Concetti Chiave
- I referti medici seguono una struttura standardizzata dalla ISO e sono redatti nella lingua ufficiale del Paese del laboratorio.
- Il referto contiene informazioni anagrafiche del paziente, come nome, cognome e data di nascita, insieme a date di accettazione e prelievo.
- Le indicazioni degli esami sono presentate con sigle o diciture complete, richiedendo una legenda presente nella 'carta dei servizi' del laboratorio.
- Gli esami di laboratorio forniscono valori alfanumerici, con scale di refertazione che possono essere continue o discrete a seconda del tipo di test.
- Il referto è di proprietà del paziente e redatto per il medico richiedente, utilizzando terminologia medica conforme a normative legali italiane.
Struttura e identificazione del referto
Il punto centrale è acquisire gli strumenti medici necessari per raccogliere correttamente tutte le informazioni presenti all'interno di un referto.
Innanzitutto, un referto presenta una struttura internazionale standardizzata che è definita dalla ISO, sistema di certificazione internazionale, e viene redatto nella lingua ufficiale del Paese in cui opera il laboratorio.
Nella parte alta a sinistra (o a destra) del referto (oscurate nell’immagine) è presente l’identificativo univoco del paziente (fa parte della fase pre-analitica), presentante almeno nome, cognome, data di nascita e a questi può essere aggiunto il codice fiscale.
Dettagli e terminologia del referto
Con i dati anagrafici si trovano anche la data di accettazione o della richiesta e la data del prelievo, che possono non coincidere.
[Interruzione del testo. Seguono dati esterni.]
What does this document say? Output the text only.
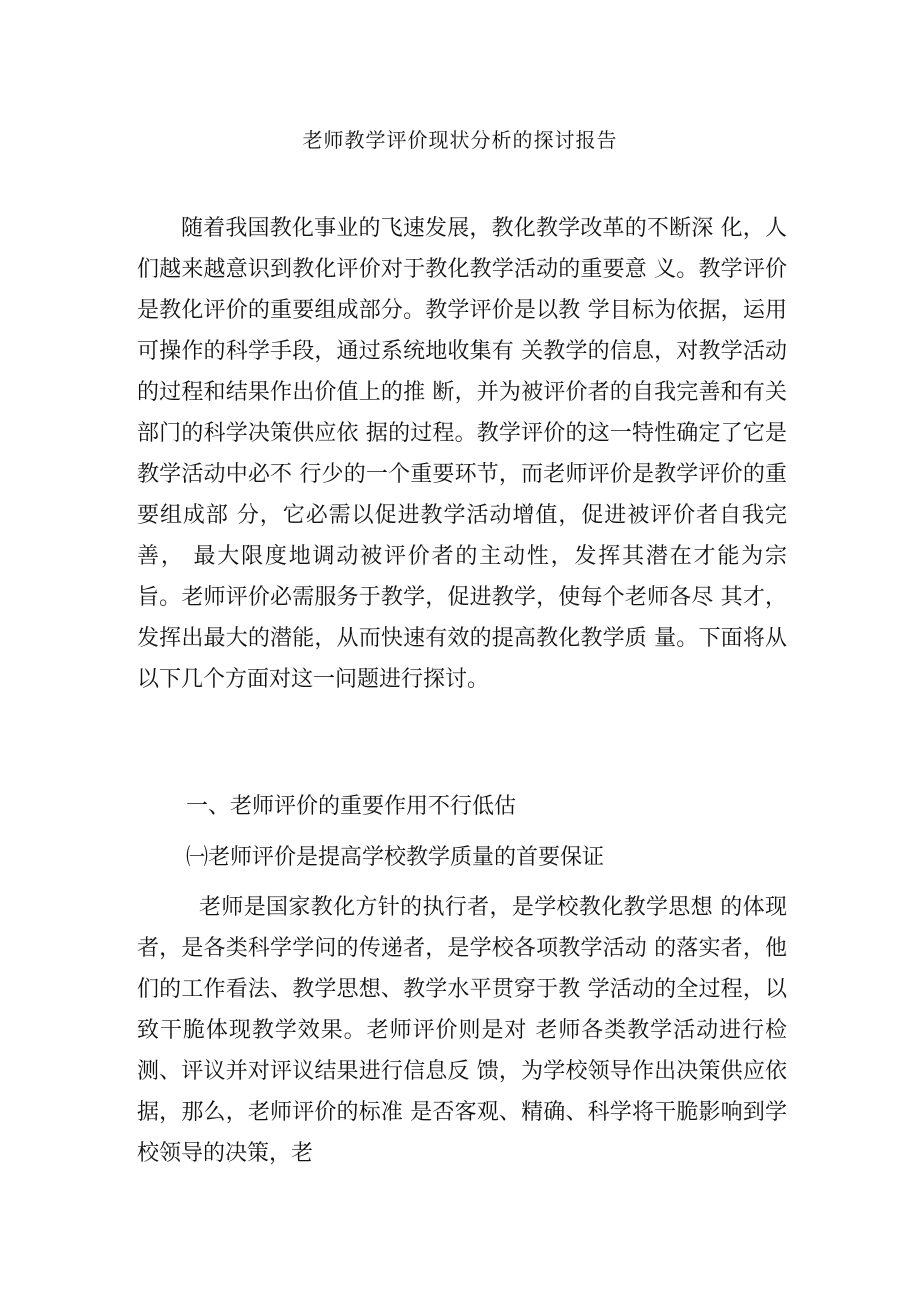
老师教学评价现状分析的探讨报告

随着我国教化事业的飞速发展，教化教学改革的不断深 化，人们越来越意识到教化评价对于教化教学活动的重要意 义。教学评价是教化评价的重要组成部分。教学评价是以教 学目标为依据，运用可操作的科学手段，通过系统地收集有 关教学的信息，对教学活动的过程和结果作出价值上的推 断，并为被评价者的自我完善和有关部门的科学决策供应依 据的过程。教学评价的这一特性确定了它是教学活动中必不 行少的一个重要环节，而老师评价是教学评价的重要组成部 分，它必需以促进教学活动增值，促进被评价者自我完善， 最大限度地调动被评价者的主动性，发挥其潜在才能为宗 旨。老师评价必需服务于教学，促进教学，使每个老师各尽 其才，发挥出最大的潜能，从而快速有效的提高教化教学质 量。下面将从以下几个方面对这一问题进行探讨。

一、老师评价的重要作用不行低估

㈠老师评价是提高学校教学质量的首要保证

老师是国家教化方针的执行者，是学校教化教学思想 的体现者，是各类科学学问的传递者，是学校各项教学活动 的落实者，他们的工作看法、教学思想、教学水平贯穿于教 学活动的全过程，以致干脆体现教学效果。老师评价则是对 老师各类教学活动进行检测、评议并对评议结果进行信息反 馈，为学校领导作出决策供应依据，那么，老师评价的标准 是否客观、精确、科学将干脆影响到学校领导的决策，老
La data del prelievo corrisponde al giorno in cui viene materialmente eseguito il prelievo e arriva di conseguenza, tramite una fase chiamata di check-in, al laboratorio. Nella restante parte si trovano le indicazioni degli esami eseguiti, nello specifico, sulla sinistra si ha l’indicazione dell’esame condotto.
Prendendo come esempio il referto nell’immagine si trovano la VES, velocità di eritrosedimentazione, e l’esame emocromocitometrico. Si può notare come vengano alternativamente utilizzate le sigle/acronimi e le diciture complete degli esami.
L’utilizzo degli acronimi richiede la presenza di una legenda che viene riportata nella ‘carta dei servizi’; qualsiasi laboratorio, infatti, ne possiede una ed un prontuario degli esami nei quali sono elencati tutti gli esami eseguiti e le eventuali legende. Si tende a utilizzare gli acronimi in lingua italiana o in lingua anglosassone.
Si deve ricordare che il referto di laboratorio è di proprietà del paziente, redatto dal laboratorio per il medico richiedente. Nonostante ciò, viene impiegata una terminologia medica, perché tecnicamente è un referto medico e come tale è sottoposto a una normativa italiana legale che esplicita tutti questi aspetti.
Valori e scale di refertazione
Nella parte centrale si trova un valore, infatti il più delle volte gli esami di laboratorio sono alfanumerici. In questo caso, per la VES riscontriamo un valore pari a 8.
La scala di refertazione della VES è una scala continua numerica, differentemente possono essere però utilizzate delle scale discrete come nel caso dell’esame urine standard che è un test semi-quantitativo e si referta in base alla concentrazione di leucociti.
Infine, sulla destra, si ha l'indicazione del cosiddetto intervallo di riferimento o limite decisionale.
Domande da interrogazione
- Qual è la struttura standard di un referto medico secondo le normative internazionali?
- Come vengono presentati gli esami e i valori all'interno di un referto?
- Chi possiede il referto di laboratorio e quali sono le implicazioni legali?
Un referto medico segue una struttura standardizzata definita dalla ISO e viene redatto nella lingua ufficiale del Paese in cui opera il laboratorio, includendo informazioni essenziali come l'identificativo univoco del paziente e le date di accettazione e prelievo.
Gli esami sono indicati con sigle e diciture complete, accompagnati da una legenda presente nella 'carta dei servizi' del laboratorio. I valori degli esami, come la VES, sono alfanumerici e possono essere presentati su scale continue o discrete, a seconda del tipo di test.
Il referto di laboratorio è di proprietà del paziente, redatto per il medico richiedente, e utilizza una terminologia medica specifica, essendo soggetto a normative legali italiane che regolano la sua redazione e utilizzo.